While there is no physical harm that is likely to ever come from using fillers for facial bone augmentation, it offers a poor value as facial aesthetic procedures go. While it is obvious that injectable fillers are temporary and must be repeated, they end up being much more costly than using a facial implant. This is because of the volume of material needed to create the same effect. I just saw a patient recently who had his jaw angles injected with Radiesse. While he was pleased with the effect, it took over 7 millimeters of volume to do so. At that cost, he was well on his way to two-thirds of the cost of having jaw angle implants which are permanent!
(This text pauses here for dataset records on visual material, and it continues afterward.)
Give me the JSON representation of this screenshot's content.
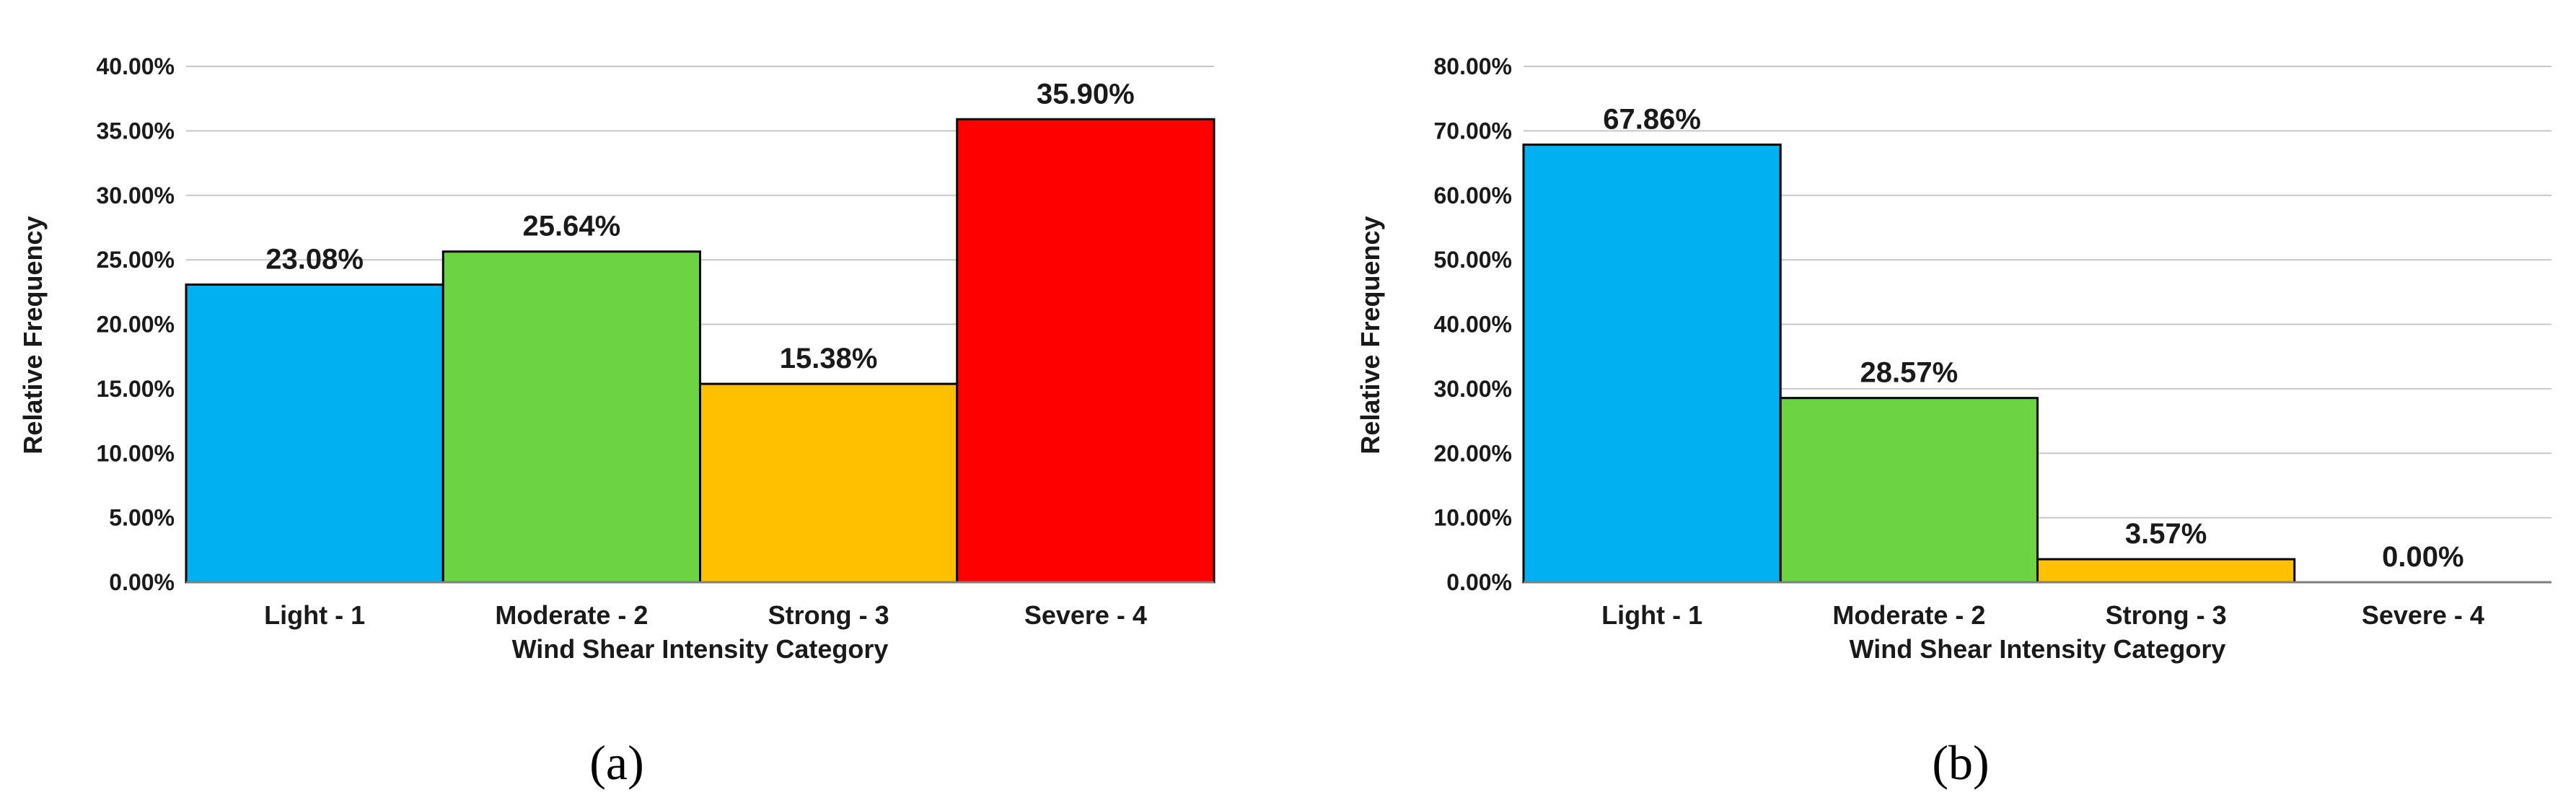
{
  "colors": {
    "light": "#00B0F0",
    "moderate": "#6CD443",
    "strong": "#FFC000",
    "severe": "#FF0000"
  },
  "chart_data": [
    {
      "type": "bar",
      "panel_label": "(a)",
      "categories": [
        "Light - 1",
        "Moderate - 2",
        "Strong - 3",
        "Severe - 4"
      ],
      "values": [
        23.08,
        25.64,
        15.38,
        35.9
      ],
      "data_labels": [
        "23.08%",
        "25.64%",
        "15.38%",
        "35.90%"
      ],
      "xlabel": "Wind Shear Intensity Category",
      "ylabel": "Relative Frequency",
      "ylim": [
        0,
        40
      ],
      "yticks": [
        0,
        5,
        10,
        15,
        20,
        25,
        30,
        35,
        40
      ],
      "ytick_labels": [
        "0.00%",
        "5.00%",
        "10.00%",
        "15.00%",
        "20.00%",
        "25.00%",
        "30.00%",
        "35.00%",
        "40.00%"
      ],
      "grid": true,
      "legend": "none"
    },
    {
      "type": "bar",
      "panel_label": "(b)",
      "categories": [
        "Light - 1",
        "Moderate - 2",
        "Strong - 3",
        "Severe - 4"
      ],
      "values": [
        67.86,
        28.57,
        3.57,
        0.0
      ],
      "data_labels": [
        "67.86%",
        "28.57%",
        "3.57%",
        "0.00%"
      ],
      "xlabel": "Wind Shear Intensity Category",
      "ylabel": "Relative Frequency",
      "ylim": [
        0,
        80
      ],
      "yticks": [
        0,
        10,
        20,
        30,
        40,
        50,
        60,
        70,
        80
      ],
      "ytick_labels": [
        "0.00%",
        "10.00%",
        "20.00%",
        "30.00%",
        "40.00%",
        "50.00%",
        "60.00%",
        "70.00%",
        "80.00%"
      ],
      "grid": true,
      "legend": "none"
    }
  ]
}
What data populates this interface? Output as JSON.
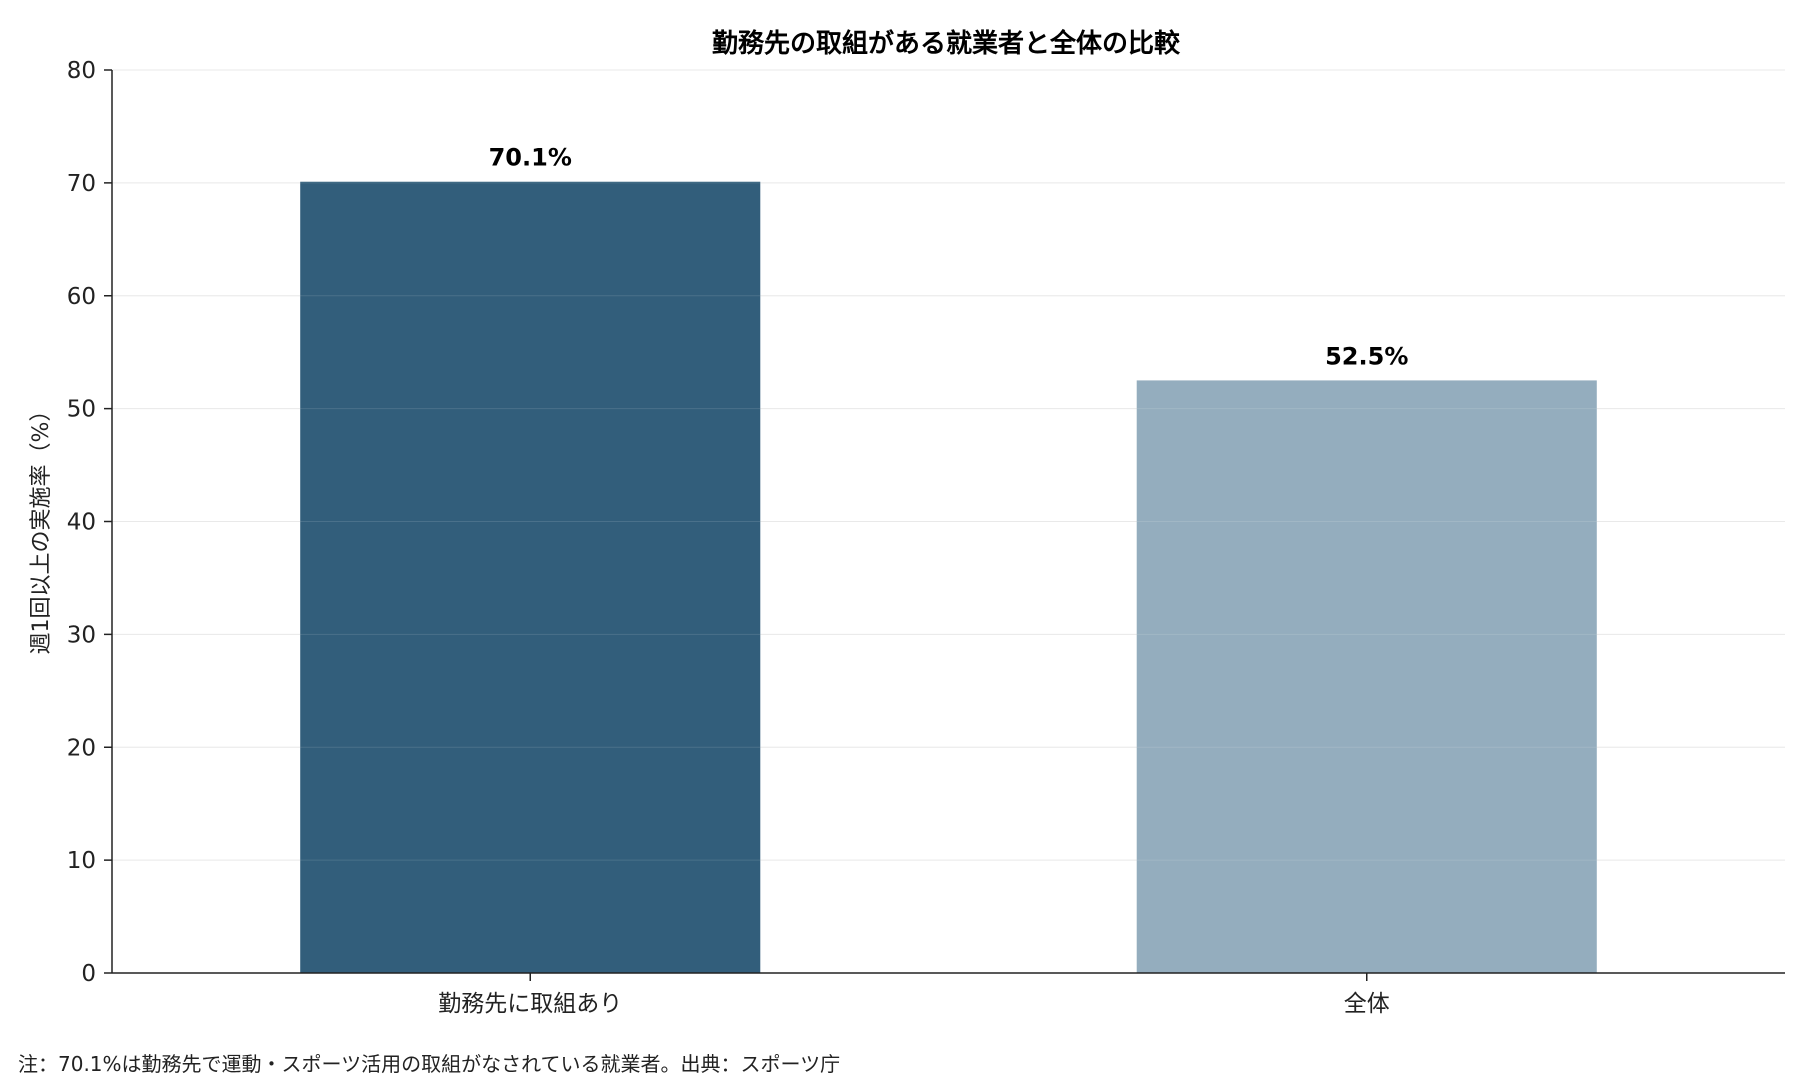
{
  "chart_data": {
    "type": "bar",
    "title": "勤務先の取組がある就業者と全体の比較",
    "ylabel": "週1回以上の実施率（%）",
    "xlabel": "",
    "categories": [
      "勤務先に取組あり",
      "全体"
    ],
    "values": [
      70.1,
      52.5
    ],
    "data_labels": [
      "70.1%",
      "52.5%"
    ],
    "colors": [
      "#325e7b",
      "#94adbe"
    ],
    "ylim": [
      0,
      80
    ],
    "yticks": [
      0,
      10,
      20,
      30,
      40,
      50,
      60,
      70,
      80
    ],
    "grid": true,
    "legend": "none",
    "note": "注：70.1%は勤務先で運動・スポーツ活用の取組がなされている就業者。出典：スポーツ庁"
  }
}
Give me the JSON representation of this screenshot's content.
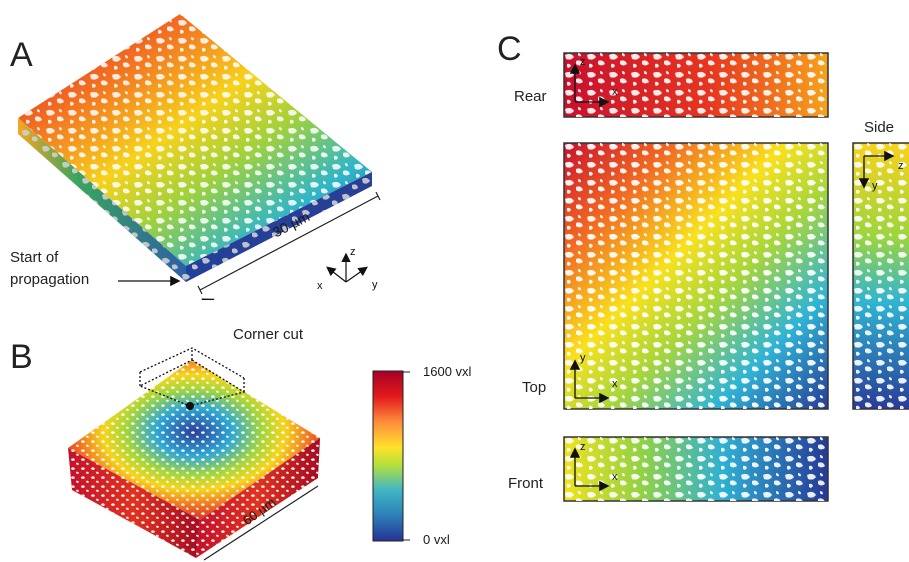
{
  "panels": {
    "a": "A",
    "b": "B",
    "c": "C"
  },
  "panel_a": {
    "dimension": "30 µm",
    "start_label_line1": "Start of",
    "start_label_line2": "propagation",
    "axes": {
      "x": "x",
      "y": "y",
      "z": "z"
    },
    "corner_cut": "Corner cut"
  },
  "panel_b": {
    "dimension": "60 µm"
  },
  "colorbar": {
    "max_label": "1600 vxl",
    "min_label": "0 vxl",
    "colors": [
      "#a50026",
      "#e31a1c",
      "#fd8d3c",
      "#fee12b",
      "#b8e03a",
      "#41b6c4",
      "#2c7fb8",
      "#253494"
    ]
  },
  "panel_c": {
    "rear": {
      "label": "Rear",
      "ax1": "z",
      "ax2": "x"
    },
    "top": {
      "label": "Top",
      "ax1": "y",
      "ax2": "x"
    },
    "front": {
      "label": "Front",
      "ax1": "z",
      "ax2": "x"
    },
    "side": {
      "label": "Side",
      "ax1": "z",
      "ax2": "y"
    }
  }
}
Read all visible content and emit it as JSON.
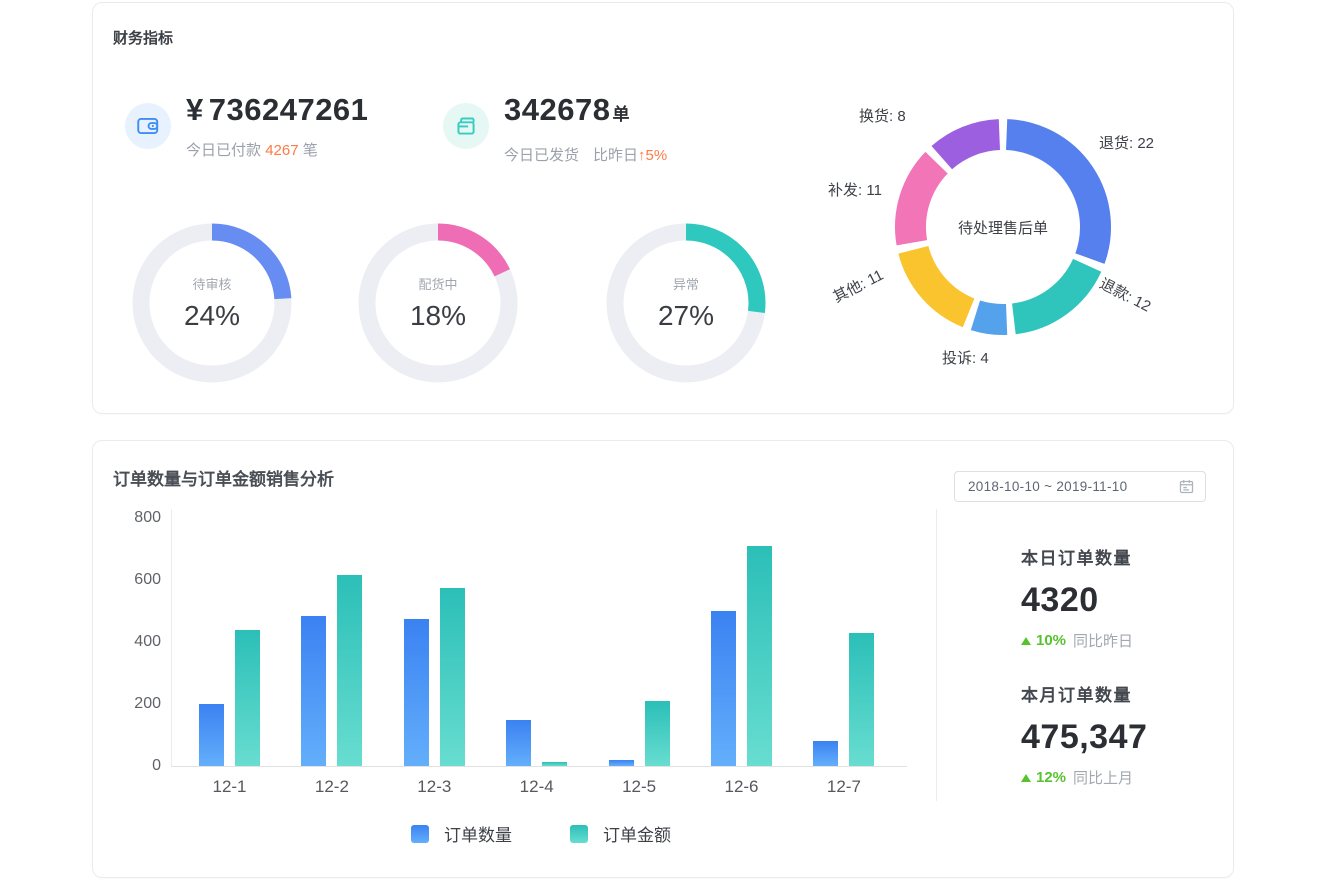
{
  "colors": {
    "highlight_orange": "#FF7A45",
    "positive_green": "#57C22D",
    "ring_track": "#ECEEF3"
  },
  "finance": {
    "title": "财务指标",
    "paid": {
      "icon": "wallet-icon",
      "currency_symbol": "¥",
      "value": "736247261",
      "sub_prefix": "今日已付款",
      "sub_count": "4267",
      "sub_suffix": "笔"
    },
    "shipped": {
      "icon": "box-icon",
      "value": "342678",
      "unit": "单",
      "sub_prefix": "今日已发货",
      "compare_label": "比昨日",
      "arrow": "↑",
      "delta": "5%"
    },
    "rings": [
      {
        "label": "待审核",
        "percent": 24,
        "display": "24%",
        "color": "#678DF2"
      },
      {
        "label": "配货中",
        "percent": 18,
        "display": "18%",
        "color": "#EE6DB4"
      },
      {
        "label": "异常",
        "percent": 27,
        "display": "27%",
        "color": "#2EC8BE"
      }
    ],
    "aftersales_center_label": "待处理售后单"
  },
  "orders": {
    "title": "订单数量与订单金额销售分析",
    "date_range": "2018-10-10 ~ 2019-11-10",
    "summary": [
      {
        "label": "本日订单数量",
        "value": "4320",
        "delta": "10%",
        "note": "同比昨日"
      },
      {
        "label": "本月订单数量",
        "value": "475,347",
        "delta": "12%",
        "note": "同比上月"
      }
    ]
  },
  "chart_data": [
    {
      "id": "aftersales-donut",
      "type": "pie",
      "title": "待处理售后单",
      "segments": [
        {
          "label": "退货",
          "value": 22,
          "color": "#5580EE"
        },
        {
          "label": "退款",
          "value": 12,
          "color": "#30C5BC"
        },
        {
          "label": "投诉",
          "value": 4,
          "color": "#55A2EC"
        },
        {
          "label": "其他",
          "value": 11,
          "color": "#FAC42E"
        },
        {
          "label": "补发",
          "value": 11,
          "color": "#F275B8"
        },
        {
          "label": "换货",
          "value": 8,
          "color": "#9B5FE0"
        }
      ]
    },
    {
      "id": "orders-bar",
      "type": "bar",
      "categories": [
        "12-1",
        "12-2",
        "12-3",
        "12-4",
        "12-5",
        "12-6",
        "12-7"
      ],
      "series": [
        {
          "name": "订单数量",
          "values": [
            200,
            485,
            475,
            150,
            20,
            500,
            80
          ],
          "color_top": "#3B82F2",
          "color_bottom": "#63AFFB"
        },
        {
          "name": "订单金额",
          "values": [
            440,
            615,
            575,
            12,
            210,
            710,
            430
          ],
          "color_top": "#2BBFB8",
          "color_bottom": "#68DDD0"
        }
      ],
      "ylim": [
        0,
        800
      ],
      "yticks": [
        0,
        200,
        400,
        600,
        800
      ],
      "grid": false,
      "legend_position": "bottom"
    }
  ]
}
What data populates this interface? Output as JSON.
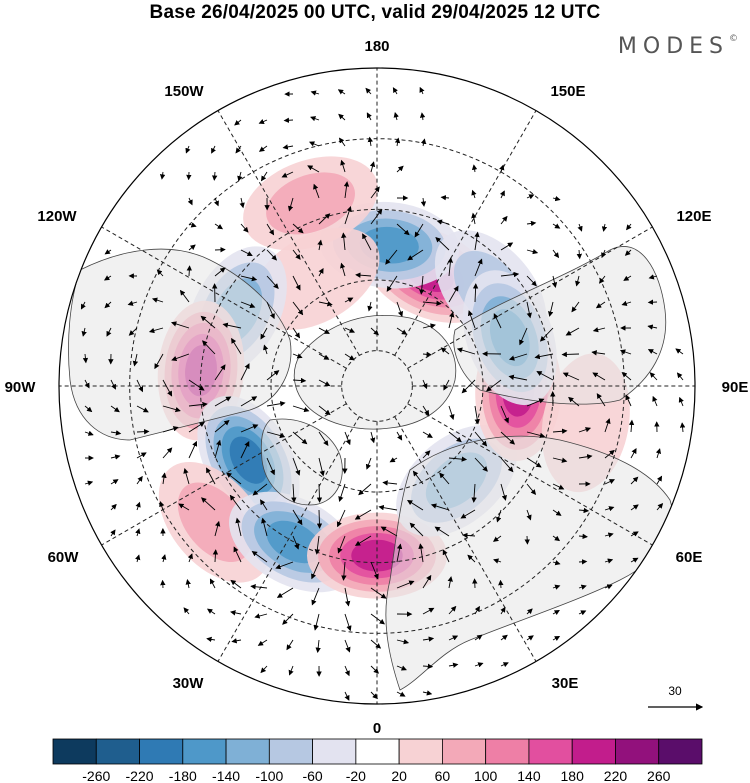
{
  "title": "Base 26/04/2025 00 UTC, valid 29/04/2025 12 UTC",
  "brand": "MODES",
  "brand_mark": "©",
  "longitude_labels": {
    "lon_180": "180",
    "lon_150E": "150E",
    "lon_120E": "120E",
    "lon_90E": "90E",
    "lon_60E": "60E",
    "lon_30E": "30E",
    "lon_0": "0",
    "lon_30W": "30W",
    "lon_60W": "60W",
    "lon_90W": "90W",
    "lon_120W": "120W",
    "lon_150W": "150W"
  },
  "colorbar": {
    "ticks": [
      "-260",
      "-220",
      "-180",
      "-140",
      "-100",
      "-60",
      "-20",
      "20",
      "60",
      "100",
      "140",
      "180",
      "220",
      "260"
    ],
    "colors": [
      "#0d3a5e",
      "#1f5e8e",
      "#2f7ab4",
      "#4e98c9",
      "#7fb0d6",
      "#b6c8e2",
      "#e3e3f0",
      "#ffffff",
      "#f7d2d4",
      "#f3a9b8",
      "#ee7fa6",
      "#e24f9f",
      "#c21d8c",
      "#92117c",
      "#5a0d6a"
    ]
  },
  "reference_vector": {
    "value": "30"
  },
  "anomalies": [
    {
      "name": "pos-east-siberia",
      "lon": 155,
      "lat": 55,
      "value": 200
    },
    {
      "name": "neg-kamchatka",
      "lon": 175,
      "lat": 50,
      "value": -150
    },
    {
      "name": "neg-east-asia",
      "lon": 130,
      "lat": 48,
      "value": -90
    },
    {
      "name": "pos-north-pacific",
      "lon": -160,
      "lat": 35,
      "value": 70
    },
    {
      "name": "pos-bering",
      "lon": -150,
      "lat": 55,
      "value": 50
    },
    {
      "name": "neg-alaska",
      "lon": -118,
      "lat": 45,
      "value": -120
    },
    {
      "name": "pos-canada",
      "lon": -95,
      "lat": 40,
      "value": 190
    },
    {
      "name": "neg-atlantic-west",
      "lon": -60,
      "lat": 48,
      "value": -190
    },
    {
      "name": "pos-atlantic",
      "lon": -50,
      "lat": 30,
      "value": 70
    },
    {
      "name": "neg-atlantic-east",
      "lon": -28,
      "lat": 40,
      "value": -160
    },
    {
      "name": "pos-europe",
      "lon": 0,
      "lat": 42,
      "value": 210
    },
    {
      "name": "neg-russia",
      "lon": 40,
      "lat": 55,
      "value": -110
    },
    {
      "name": "pos-siberia",
      "lon": 88,
      "lat": 50,
      "value": 200
    },
    {
      "name": "neg-central-asia",
      "lon": 110,
      "lat": 50,
      "value": -150
    },
    {
      "name": "pos-asia-south",
      "lon": 80,
      "lat": 30,
      "value": 40
    }
  ]
}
For bone augmentation, injectable fillers are at a disadvantage compared to facial implants. It is much more difficult to get a smooth and confluent layering that can match that of the shape of any facial implant. Because an injection method can not get into a consistent and widespread subperiosteal layer, uneven material deposition is the norm not the exception. Some injectors get around this issue by placing it above the periosteum in the deep soft tissues which is more likely to result in a more consistent layering of material.
With the increasing recognition of the value of a stable platform onto which to resuspend aging and sagging facial soft tissues, solid implants are superior to injectable fillers. They are not only permanent, but they will feel more like natural bone structure and are much more likely to be symmetrical in cheek and jaw angle augmentation.
Both injectable fillers and solid implants offers excellent options for facial enhancement, but they are not interchangeable. Injectable fillers are for soft tissue volume improvement while implants are for bony augmentation. On the surface, some patients not may see that as not much different. But the facial results of each will make that distinction more clear. Just like trying to use solid implants for soft tissue augmentation, the use of injectable fillers for bone enhancement is likewise limited.